L’admission et l’exclusion sont deux points corrélatifs. Partout où l’on est facile sur l’un on est difficile sur l’autre, et vice-versa. L’idée qu’on s’en forme dépend de la notion qu’on se fait de l’Église. Se représente-t-on l’Église comme ne devant renfermer que de vrais chrétiens ? on est conduit par là à être très sévère, soit pour admettre soit pour exclure : la considère-t-on comme constituée par sa confession de foi et sa discipline ? quiconque adhère à ses règles extérieures est alors admis, quiconque refuse de s’y soumettre sur quelque point est exclu : se la figure-t-on comme sans confession ni discipline ? il n’est dès lors plus question d’admission ni d’exclusion. Le premier système est celui de la plupart des églises séparatistes (pures) ; le deuxième, celui des anciennes églises de la Réformation ; le troisième, celui de la plupart des églises actuelles, car, dans ces églises, les formulaires du xvie siècle sont généralement tombés en désuétude, et là même où ils existent en droit ils n’existent plus de fait, puisqu’ils ont perdu leur autorité.
A côté du droit d’exclusion dans l’Église, se trouve chez ses membres le droit de séparation. Si elle peut rejeter hors de son sein les personnes qui, refusant de se soumettre à ses lois fondamentales, gênent sa marche ou compromettent son existence, les personnes qui ne trouvent plus eu elle l’aliment de vérité et de vie, ou qui craignent d’exposer leur salut en suivant son enseignement et son culte, peuvent aussi se séparer pour former des associations indépendantes.

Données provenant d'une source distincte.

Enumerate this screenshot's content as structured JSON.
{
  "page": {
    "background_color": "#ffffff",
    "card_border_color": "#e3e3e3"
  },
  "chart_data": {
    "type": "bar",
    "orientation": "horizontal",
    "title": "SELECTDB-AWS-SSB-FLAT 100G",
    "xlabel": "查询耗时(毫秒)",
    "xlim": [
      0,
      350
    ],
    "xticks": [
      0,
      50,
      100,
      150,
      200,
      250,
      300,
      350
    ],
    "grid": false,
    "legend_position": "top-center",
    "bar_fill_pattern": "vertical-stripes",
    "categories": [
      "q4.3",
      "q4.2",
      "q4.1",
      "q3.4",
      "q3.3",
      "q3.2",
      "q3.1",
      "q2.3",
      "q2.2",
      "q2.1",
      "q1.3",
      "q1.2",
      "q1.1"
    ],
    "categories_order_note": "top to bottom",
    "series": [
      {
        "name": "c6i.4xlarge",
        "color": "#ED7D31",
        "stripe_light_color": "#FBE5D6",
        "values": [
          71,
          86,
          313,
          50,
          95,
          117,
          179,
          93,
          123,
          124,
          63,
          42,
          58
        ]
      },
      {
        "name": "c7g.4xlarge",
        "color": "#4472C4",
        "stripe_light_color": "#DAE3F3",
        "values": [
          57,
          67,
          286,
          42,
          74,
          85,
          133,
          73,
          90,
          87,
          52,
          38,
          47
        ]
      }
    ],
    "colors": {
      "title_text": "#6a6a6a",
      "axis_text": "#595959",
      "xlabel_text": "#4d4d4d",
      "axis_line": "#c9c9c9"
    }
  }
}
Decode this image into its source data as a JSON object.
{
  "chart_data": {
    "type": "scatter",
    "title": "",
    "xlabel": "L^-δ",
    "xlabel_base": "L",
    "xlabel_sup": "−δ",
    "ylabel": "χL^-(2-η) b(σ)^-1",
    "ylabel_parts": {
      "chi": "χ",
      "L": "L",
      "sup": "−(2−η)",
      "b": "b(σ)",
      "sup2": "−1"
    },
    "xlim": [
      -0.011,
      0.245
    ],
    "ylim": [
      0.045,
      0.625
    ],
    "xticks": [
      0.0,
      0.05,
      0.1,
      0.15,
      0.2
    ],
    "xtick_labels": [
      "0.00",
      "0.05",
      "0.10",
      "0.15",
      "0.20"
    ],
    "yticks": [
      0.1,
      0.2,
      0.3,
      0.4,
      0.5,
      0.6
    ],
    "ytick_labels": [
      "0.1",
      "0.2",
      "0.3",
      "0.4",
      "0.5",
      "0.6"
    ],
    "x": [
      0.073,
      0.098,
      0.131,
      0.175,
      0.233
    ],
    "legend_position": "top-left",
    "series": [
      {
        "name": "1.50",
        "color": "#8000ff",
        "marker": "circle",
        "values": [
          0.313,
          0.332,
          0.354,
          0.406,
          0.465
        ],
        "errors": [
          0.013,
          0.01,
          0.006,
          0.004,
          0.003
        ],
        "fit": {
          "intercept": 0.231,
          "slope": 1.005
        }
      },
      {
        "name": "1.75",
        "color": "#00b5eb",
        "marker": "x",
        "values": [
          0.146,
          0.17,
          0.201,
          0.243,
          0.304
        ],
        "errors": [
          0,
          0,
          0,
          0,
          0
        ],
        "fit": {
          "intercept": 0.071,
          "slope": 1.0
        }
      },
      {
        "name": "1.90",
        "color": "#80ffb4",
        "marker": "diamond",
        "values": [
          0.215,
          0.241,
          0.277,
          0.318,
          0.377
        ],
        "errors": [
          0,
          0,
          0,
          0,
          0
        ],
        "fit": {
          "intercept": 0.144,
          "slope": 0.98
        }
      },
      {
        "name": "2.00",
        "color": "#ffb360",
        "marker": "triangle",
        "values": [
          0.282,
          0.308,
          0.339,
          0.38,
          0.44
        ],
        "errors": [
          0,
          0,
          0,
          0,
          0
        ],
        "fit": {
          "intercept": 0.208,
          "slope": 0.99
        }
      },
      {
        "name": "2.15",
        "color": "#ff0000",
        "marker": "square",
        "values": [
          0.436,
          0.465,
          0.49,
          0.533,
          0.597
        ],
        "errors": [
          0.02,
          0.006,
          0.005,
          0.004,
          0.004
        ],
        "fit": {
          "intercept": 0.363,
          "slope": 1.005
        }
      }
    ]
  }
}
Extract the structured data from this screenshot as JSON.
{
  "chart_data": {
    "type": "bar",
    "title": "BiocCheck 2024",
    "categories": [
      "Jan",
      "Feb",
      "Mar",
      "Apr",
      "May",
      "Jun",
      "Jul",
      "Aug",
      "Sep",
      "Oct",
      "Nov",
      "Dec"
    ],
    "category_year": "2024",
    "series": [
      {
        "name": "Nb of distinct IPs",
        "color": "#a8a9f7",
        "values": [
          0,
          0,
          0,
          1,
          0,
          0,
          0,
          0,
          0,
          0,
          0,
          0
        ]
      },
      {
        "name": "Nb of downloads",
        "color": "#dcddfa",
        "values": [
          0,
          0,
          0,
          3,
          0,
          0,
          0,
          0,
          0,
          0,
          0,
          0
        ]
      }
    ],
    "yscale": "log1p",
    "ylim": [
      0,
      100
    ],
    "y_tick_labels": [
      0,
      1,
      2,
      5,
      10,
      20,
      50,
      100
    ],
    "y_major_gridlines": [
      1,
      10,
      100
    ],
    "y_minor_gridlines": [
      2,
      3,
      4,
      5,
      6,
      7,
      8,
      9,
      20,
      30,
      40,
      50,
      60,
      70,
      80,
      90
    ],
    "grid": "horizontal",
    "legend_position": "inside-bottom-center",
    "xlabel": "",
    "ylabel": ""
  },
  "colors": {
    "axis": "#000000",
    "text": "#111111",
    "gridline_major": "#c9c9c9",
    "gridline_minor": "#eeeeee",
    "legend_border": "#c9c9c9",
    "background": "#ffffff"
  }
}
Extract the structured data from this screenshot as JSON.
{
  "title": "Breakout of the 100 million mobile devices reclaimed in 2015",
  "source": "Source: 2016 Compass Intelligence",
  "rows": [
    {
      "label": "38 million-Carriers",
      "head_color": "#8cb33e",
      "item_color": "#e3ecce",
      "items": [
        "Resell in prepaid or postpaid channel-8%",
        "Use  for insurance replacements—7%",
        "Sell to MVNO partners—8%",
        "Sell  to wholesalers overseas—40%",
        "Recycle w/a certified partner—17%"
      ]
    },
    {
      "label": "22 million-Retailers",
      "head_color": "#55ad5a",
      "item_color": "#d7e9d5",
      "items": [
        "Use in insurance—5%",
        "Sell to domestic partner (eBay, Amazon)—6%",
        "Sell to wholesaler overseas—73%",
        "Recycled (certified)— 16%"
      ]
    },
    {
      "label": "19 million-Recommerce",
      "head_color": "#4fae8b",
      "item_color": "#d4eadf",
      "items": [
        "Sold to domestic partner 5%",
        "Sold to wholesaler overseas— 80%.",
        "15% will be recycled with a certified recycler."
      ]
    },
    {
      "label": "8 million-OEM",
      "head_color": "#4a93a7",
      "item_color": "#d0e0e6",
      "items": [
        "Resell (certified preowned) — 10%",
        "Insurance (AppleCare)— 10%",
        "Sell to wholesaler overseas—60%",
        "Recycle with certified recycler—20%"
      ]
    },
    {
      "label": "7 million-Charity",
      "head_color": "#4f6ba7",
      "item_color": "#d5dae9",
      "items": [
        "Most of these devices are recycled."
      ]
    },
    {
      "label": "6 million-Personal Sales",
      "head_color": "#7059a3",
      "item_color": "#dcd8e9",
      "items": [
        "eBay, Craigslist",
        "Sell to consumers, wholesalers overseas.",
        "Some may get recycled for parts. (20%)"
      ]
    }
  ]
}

L’exercice de ce droit, l’application de ce principe peut être contesté dans tel ou tel cas, le droit, le principe lui-même ne saurait l’être. Le chrétien est libre de choisir entre les églises ou d’en former une nouvelle, mais au-dessus de cette liberté il y a des devoirs qui la règlent et la limitent. Chacun aura à répondre devant Dieu de l’usage qu’il en fait.